There is no way for me to compare the two, I’ve never played World and I likely never will, not to the end game anyway, I’ll never have the time. My friends are playing it though and its because I talked them into it. For months we would talk at work about the early quests, the frustration of learning the Anjanath fight as a complete noob, the wall of stats and status effects and how each one plays on each monster in different ways. We constantly compared the two, “well in 4U it was like this,” or “World does this different,” or not at all. Everyone knows about the lifestyle changes made to World and it is arguably the better entry point to the franchise. For several reasons, all our conversations have lead me to think a lot about why I love the game so much, and why I really have no interest in playing World at this point in time.

The most obvious is that I’ve only experienced Monster Hunter as a hand held game. My introduction to the franchise was Monster Hunter 4 Ultimate on the 3DS, it was the first “new” game I played on the device and I still play it (I’m around 700 hours play time). I picked at Generations but I didn’t have as much time to play and the changes Capcom implemented had an adverse effect on me for a long time. I didn’t like arts and styles, I saw them as a temporary thing that wasn’t going to be included in further titles, also the press was saying that it was an interim game likely never to have G rank. I felt like it was skippable, especially after XX wasn’t coming West I wrote it off for good.

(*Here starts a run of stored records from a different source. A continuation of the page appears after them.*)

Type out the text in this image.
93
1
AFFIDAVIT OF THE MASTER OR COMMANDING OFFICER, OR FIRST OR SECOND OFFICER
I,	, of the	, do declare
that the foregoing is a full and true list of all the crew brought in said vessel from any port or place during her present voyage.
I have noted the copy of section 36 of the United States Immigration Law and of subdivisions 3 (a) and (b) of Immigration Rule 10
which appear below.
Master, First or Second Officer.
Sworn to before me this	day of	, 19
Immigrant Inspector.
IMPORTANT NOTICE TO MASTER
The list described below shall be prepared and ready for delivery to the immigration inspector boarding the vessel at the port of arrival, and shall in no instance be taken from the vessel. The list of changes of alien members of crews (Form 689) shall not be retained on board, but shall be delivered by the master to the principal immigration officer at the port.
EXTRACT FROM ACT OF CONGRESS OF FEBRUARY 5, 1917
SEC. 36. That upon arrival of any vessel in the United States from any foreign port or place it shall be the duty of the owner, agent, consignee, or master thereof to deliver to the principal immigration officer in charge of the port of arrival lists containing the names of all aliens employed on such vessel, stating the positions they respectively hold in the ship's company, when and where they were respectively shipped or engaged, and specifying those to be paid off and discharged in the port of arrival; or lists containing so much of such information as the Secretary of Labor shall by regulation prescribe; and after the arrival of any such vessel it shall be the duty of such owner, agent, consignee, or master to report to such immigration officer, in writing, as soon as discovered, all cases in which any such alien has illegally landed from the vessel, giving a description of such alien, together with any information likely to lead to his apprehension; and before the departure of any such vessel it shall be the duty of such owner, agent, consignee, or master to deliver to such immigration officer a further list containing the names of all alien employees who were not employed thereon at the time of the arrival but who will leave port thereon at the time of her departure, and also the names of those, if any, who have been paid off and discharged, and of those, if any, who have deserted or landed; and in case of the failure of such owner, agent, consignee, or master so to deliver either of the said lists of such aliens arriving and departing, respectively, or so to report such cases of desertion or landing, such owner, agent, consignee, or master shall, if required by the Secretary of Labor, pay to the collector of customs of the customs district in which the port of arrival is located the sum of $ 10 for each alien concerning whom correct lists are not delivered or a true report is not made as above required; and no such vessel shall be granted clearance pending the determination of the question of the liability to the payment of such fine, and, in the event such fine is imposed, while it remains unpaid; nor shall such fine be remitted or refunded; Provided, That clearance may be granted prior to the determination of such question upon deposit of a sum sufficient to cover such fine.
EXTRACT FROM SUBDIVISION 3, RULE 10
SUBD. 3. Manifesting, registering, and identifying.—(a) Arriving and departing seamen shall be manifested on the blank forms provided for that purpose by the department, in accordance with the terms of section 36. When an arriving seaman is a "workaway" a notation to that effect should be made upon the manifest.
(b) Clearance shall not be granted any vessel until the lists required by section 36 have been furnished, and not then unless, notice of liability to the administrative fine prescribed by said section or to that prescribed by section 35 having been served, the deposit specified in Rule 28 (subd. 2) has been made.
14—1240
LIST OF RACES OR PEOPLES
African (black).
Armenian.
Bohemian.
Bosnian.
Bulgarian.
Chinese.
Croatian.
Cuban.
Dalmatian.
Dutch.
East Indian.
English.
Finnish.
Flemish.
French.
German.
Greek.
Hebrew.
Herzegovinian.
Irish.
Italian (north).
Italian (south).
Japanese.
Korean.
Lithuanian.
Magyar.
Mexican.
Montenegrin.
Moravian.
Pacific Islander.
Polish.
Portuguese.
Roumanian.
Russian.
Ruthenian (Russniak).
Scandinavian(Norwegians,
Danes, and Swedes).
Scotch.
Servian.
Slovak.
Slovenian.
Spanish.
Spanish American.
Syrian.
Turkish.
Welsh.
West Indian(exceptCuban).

When World released and people were coming to me for information I felt the pull again to let my self be caught up in the experience so I started playing Gen with fuvor, then to find out that Generations Ultimate was releasing in the States on Switch and our save data was coming with us, that was what I needed to hear to let my self pick the game back up with excitement. Seeing it on a big screen has got to be the coolest thing in gaming right now, even if I am years behind having that feeling. And the fact that I can still take it with me where ever I go appeals to my early love of the game.

Monster Hunter fills in what I need in a game in that it rewards your hard work. Nothing about the game is given to random chance. Your gear and gathered materials are stockpiled as you collect them, all stacked relative to the time you put into collecting them. Your skill against each new challenge is a reflection of the time you put into learning each fight and nuance of the game and how quick you can pick it up. Each boss has a tell, a weakness, super moves and stumbling blocks.

The build up to the fight is catharsis enough, my hard work is rewarded, but the actual fights are the gem of the game. There are enough weapons and status affects that you should never get bored strategizing. By the time you come face to face with your first large monster as a new player, the build up to that moment leaves you feeling like you are part of something epic. The first time you down a large monster is one of the rarest feelings I’ve had playing a game. And when you are on, and you’ve figured things out enough to go into a fight with very few questions, and you are one step ahead of every move, bashing a monster skull, severing tails and breaking parts, nothing feels more satisfying. It is all on you and the build up makes it very clear that it is because of your skill and what you’ve learned that you are able to complete the task. It is because this game is unforgiving and makes no apologies for it that makes it great, and when you rise to each occasion, you feel that much better for it.